La señora Stroebel ya me estaba esperando en el pasillo. Entramos juntas en la habitación de Paulie. El volumen de sus vendajes había disminuido. Sus ojos brillaban más y su sonrisa era cálida y dulce.
—Ellie, amiga mía —dijo—. Puedo contar contigo.
—Ni lo dudes.
—Quiero volver a casa. Estoy harto de estar aquí.
—Eso es una buena señal, Paulie.
—Quiero volver al trabajo. ¿Había muchos clientes comiendo cuando te fuiste, mamá?
—Bastantes —dijo la mujer, con una sonrisa de satisfacción.
—No deberías venir tanto, mamá.
—Ya no será necesario, Paulie.
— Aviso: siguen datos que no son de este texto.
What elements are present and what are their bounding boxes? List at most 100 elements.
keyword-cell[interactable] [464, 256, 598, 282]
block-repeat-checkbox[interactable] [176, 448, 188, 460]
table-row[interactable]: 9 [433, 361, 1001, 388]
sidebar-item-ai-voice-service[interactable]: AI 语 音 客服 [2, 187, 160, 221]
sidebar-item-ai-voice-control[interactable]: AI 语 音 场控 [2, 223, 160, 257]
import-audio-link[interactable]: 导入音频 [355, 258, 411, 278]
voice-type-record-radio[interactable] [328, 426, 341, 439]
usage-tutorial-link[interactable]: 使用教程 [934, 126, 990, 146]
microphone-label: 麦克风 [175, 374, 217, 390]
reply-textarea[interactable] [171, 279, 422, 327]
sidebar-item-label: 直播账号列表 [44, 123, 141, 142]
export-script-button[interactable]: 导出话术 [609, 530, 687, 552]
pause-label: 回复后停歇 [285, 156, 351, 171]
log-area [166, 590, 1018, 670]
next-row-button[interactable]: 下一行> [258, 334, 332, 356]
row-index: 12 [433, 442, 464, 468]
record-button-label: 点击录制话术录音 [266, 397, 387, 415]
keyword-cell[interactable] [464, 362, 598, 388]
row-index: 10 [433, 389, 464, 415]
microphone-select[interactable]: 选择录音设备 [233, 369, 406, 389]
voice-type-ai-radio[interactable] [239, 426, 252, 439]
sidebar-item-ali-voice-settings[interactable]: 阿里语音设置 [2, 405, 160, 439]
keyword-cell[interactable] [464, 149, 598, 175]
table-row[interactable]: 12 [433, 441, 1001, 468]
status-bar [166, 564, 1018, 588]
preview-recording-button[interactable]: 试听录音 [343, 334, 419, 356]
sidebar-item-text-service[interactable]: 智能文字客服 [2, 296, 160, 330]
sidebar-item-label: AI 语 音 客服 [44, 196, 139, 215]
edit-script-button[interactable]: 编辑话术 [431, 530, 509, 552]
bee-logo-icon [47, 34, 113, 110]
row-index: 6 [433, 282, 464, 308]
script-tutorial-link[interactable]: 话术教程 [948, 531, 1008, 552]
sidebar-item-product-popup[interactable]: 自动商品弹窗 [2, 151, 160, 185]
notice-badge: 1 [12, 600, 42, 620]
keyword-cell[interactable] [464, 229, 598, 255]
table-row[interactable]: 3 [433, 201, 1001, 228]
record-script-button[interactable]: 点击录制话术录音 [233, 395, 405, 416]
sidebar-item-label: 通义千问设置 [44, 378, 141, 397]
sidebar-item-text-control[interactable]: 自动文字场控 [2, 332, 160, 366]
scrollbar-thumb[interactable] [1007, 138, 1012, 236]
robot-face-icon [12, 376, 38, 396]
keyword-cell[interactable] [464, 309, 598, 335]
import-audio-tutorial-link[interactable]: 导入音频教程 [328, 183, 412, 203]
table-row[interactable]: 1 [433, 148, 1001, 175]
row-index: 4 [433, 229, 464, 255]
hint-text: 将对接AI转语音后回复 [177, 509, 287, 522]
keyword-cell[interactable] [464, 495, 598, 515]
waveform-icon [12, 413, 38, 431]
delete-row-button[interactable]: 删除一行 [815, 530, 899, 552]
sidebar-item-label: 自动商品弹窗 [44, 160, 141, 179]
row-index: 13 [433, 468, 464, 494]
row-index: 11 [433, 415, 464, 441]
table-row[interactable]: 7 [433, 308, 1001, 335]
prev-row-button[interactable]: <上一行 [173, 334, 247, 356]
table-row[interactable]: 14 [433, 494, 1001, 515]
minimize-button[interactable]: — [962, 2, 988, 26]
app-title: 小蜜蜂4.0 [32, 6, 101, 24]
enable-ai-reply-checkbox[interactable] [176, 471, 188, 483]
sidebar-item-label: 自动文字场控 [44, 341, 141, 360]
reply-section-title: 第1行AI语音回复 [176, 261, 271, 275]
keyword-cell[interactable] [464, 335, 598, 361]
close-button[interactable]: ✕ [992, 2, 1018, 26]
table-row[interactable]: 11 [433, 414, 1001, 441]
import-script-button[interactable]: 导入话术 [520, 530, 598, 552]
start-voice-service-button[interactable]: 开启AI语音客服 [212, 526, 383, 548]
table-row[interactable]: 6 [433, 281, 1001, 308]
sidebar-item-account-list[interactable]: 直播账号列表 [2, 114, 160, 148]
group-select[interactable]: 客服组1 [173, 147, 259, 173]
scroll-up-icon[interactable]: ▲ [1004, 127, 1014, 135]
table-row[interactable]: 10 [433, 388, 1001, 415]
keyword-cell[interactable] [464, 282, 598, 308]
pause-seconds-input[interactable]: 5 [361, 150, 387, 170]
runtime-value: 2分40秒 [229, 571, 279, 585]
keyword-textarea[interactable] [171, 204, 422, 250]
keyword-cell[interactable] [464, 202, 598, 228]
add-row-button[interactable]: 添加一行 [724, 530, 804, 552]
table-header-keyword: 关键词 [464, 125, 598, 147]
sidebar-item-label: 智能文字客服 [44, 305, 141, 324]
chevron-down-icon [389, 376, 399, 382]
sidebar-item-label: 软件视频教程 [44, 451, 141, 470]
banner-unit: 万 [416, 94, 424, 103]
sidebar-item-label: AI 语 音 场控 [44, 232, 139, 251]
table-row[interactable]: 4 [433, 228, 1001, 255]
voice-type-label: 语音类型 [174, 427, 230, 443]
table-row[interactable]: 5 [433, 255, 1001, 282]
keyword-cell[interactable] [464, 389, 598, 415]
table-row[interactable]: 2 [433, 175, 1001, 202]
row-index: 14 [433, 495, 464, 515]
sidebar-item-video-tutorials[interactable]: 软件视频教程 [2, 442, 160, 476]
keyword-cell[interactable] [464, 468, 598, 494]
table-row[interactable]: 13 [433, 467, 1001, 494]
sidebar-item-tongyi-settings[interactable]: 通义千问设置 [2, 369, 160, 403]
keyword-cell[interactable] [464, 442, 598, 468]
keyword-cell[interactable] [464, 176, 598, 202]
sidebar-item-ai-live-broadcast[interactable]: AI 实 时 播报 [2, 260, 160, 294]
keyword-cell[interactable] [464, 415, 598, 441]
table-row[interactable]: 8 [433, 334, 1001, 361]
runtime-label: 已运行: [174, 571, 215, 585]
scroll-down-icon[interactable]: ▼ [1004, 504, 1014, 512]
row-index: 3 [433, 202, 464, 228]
Pronto volverás a casa. —La señora Stroebel me miró—. En la tienda, tenemos una pequeña habitación contigua a la cocina. Greta ha puesto un sofá y un televisor. Paulie podrá estar con nosotras, hacer lo que le plazca en la cocina y descansar entretanto.
—Eso es estupendo —dije.
—Bien, Paulie, explica qué es lo que te preocupa acerca del medallón que encontraste en el coche de Rob Westerfield —le alentó su madre.
Yo no sabía qué esperar.
—Encontré el medallón y se lo di a Rob —dijo Paulie poco a poco—. Ya te lo dije, Ellie.
—Sí, es verdad.
—La cadena estaba rota.
—También me dijiste eso, Paulie.
—Rob me dio una propina de diez dólares y yo los guardé con el dinero que había ahorrado para tu regalo de los cincuenta años, mamá.
—Exacto, Paulie. Eso fue en mayo, seis meses antes de que Andrea muriera.
—Sí, y el medallón tenía forma de corazón, era dorado y tenía unas piedras azules muy bonitas en el centro.
—Sí —dije, con la esperanza de darle ánimos.
—Vi que Andrea lo llevaba, la seguí hasta el garaje y vi que Rob entraba detrás de ella. Luego, le dije que su padre se enfadaría y después le pedí que fuera al baile conmigo.
—Es lo mismo que dijiste el otro día, Paulie. Sucedió así, ¿verdad?
—Sí, pero algo no encaja. Tú dijiste algo, Ellie, que no encaja.
—Déjame pensar. —Intenté reconstruir la conversación—. Te has acordado de todo, excepto que yo dije que Rob no había comprado a Andrea un medallón nuevo. Había mandado grabar las iniciales de sus nombres, Rob y Andrea, en un medallón que otra chica debía de haber perdido en su coche.
Paulie sonrió.
—Es eso, Ellie. Es lo que necesitaba recordar. Rob no encargó grabar las iniciales en el medallón. Ya estaban grabadas cuando encontré el medallón.
—Eso es imposible, Paulie. Sé que Andrea no conoció a Rob Westerfield hasta octubre. Tú encontraste el medallón en mayo.
Adoptó una expresión testaruda.
—Me acuerdo, Ellie. Estoy seguro. Las vi. Las iniciales ya estaban en el medallón. No eran «R» y «A». Eran «A» y «R». «A» y «R», grabadas con una letra muy bonita.